Finding all data sets in a standard format proved to be a challenge. We did find all data sets in the ARFF format, though with differing categorical encodings, data cleaning strategies and other details.
For this reason, we created a data pipeline to preprocess all ARFF files into CSV with a standard format of zero-based indexing, one-hot encoding and no rows with missing values, following the original benchmark from Bertsimas and Dunn (2017) 2.
The pipeline expects ARFF files in the datasets/raw directory and a set of corresponding transformations in datasets/transformations.py.
It outputs processed CSV files in the datasets/processed directory.
Configuration
Possible transformations are implemented in the operations module. For a description of each operation, please refer to the module’s documentation.
To process a data set, an ARFF file must be placed in the datasets/raw directory. Then, a corresponding configuration must be created in the
dataset_transformations dictionary of the datasets/transformations.py file, using the same name as the ARFF file.
The configuration has the following structure. Note that any transformation may be omitted if unnecessary.
dataset_transformations = {
...
'dataset-name': {
'replace': { 'value-to-be-replaced': 'new-value', 'other-value-to-be-replaced': 'other-new-value' },
'zero-index': range(5),
'one-hot-encode': [10,11],
'drop-columns': [0,1],
'drop-rows': [87,166,192,266,287,302],
'drop-rows-with-values': ['?']
},
...
}
Basic usage
Process all datasets in the datasets/raw directory.

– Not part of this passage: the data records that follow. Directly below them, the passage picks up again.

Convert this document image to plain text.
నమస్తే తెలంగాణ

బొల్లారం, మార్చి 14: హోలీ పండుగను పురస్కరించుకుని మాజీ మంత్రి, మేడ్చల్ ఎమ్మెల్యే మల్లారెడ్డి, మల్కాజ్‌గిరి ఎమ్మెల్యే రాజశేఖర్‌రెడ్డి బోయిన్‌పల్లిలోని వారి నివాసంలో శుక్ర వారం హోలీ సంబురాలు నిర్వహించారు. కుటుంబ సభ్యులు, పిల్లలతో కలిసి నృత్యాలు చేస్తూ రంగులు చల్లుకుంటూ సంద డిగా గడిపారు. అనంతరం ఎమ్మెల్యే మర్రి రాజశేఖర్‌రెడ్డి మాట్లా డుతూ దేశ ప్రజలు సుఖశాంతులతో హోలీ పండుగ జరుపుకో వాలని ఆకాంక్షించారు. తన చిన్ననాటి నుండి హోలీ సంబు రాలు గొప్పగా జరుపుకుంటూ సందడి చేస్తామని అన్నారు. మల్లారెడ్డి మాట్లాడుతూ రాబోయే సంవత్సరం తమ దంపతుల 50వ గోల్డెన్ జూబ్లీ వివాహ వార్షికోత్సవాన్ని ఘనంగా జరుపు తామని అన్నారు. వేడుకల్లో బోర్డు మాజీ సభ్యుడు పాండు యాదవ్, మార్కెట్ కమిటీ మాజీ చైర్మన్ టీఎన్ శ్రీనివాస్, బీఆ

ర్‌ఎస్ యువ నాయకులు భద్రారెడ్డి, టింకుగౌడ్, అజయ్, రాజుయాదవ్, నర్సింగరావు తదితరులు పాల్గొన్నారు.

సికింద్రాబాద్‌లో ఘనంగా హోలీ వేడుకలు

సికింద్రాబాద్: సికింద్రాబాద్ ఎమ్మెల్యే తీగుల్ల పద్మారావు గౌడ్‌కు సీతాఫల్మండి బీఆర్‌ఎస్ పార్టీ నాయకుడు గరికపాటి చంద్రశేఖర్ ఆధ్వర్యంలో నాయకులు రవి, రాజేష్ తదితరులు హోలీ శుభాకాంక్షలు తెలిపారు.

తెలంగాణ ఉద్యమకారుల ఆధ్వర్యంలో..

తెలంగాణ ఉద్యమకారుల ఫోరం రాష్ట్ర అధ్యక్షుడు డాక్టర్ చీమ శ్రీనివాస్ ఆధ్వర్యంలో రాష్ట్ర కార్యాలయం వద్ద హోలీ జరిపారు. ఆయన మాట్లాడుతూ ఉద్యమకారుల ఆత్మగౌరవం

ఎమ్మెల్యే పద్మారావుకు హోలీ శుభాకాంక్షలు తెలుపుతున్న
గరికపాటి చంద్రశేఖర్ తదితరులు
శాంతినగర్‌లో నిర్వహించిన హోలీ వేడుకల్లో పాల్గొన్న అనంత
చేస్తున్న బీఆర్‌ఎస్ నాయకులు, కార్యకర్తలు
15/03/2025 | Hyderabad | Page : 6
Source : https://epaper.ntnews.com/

$ python3 datasets/pipeline.py all
Process a single dataset.
$ python3 datasets/pipeline.py acute-inflammations-nephritis
Some options are available for debugging, printing and overwriting previously processed data sets. Please refer to the pipeline module
documentation for more information.
- 1
Dua, D. and Graff, C. (2019). UCI Machine Learning Repository [http://archive.ics.uci.edu/ml]. Irvine, CA: University of California, School of Information and Computer Science.
- 2(1,2)
Bertsimas, Dimitris & Dunn, Jack. (2017). Optimal classification trees. Machine Learning. 106. 10.1007/s10994-017-5633-9.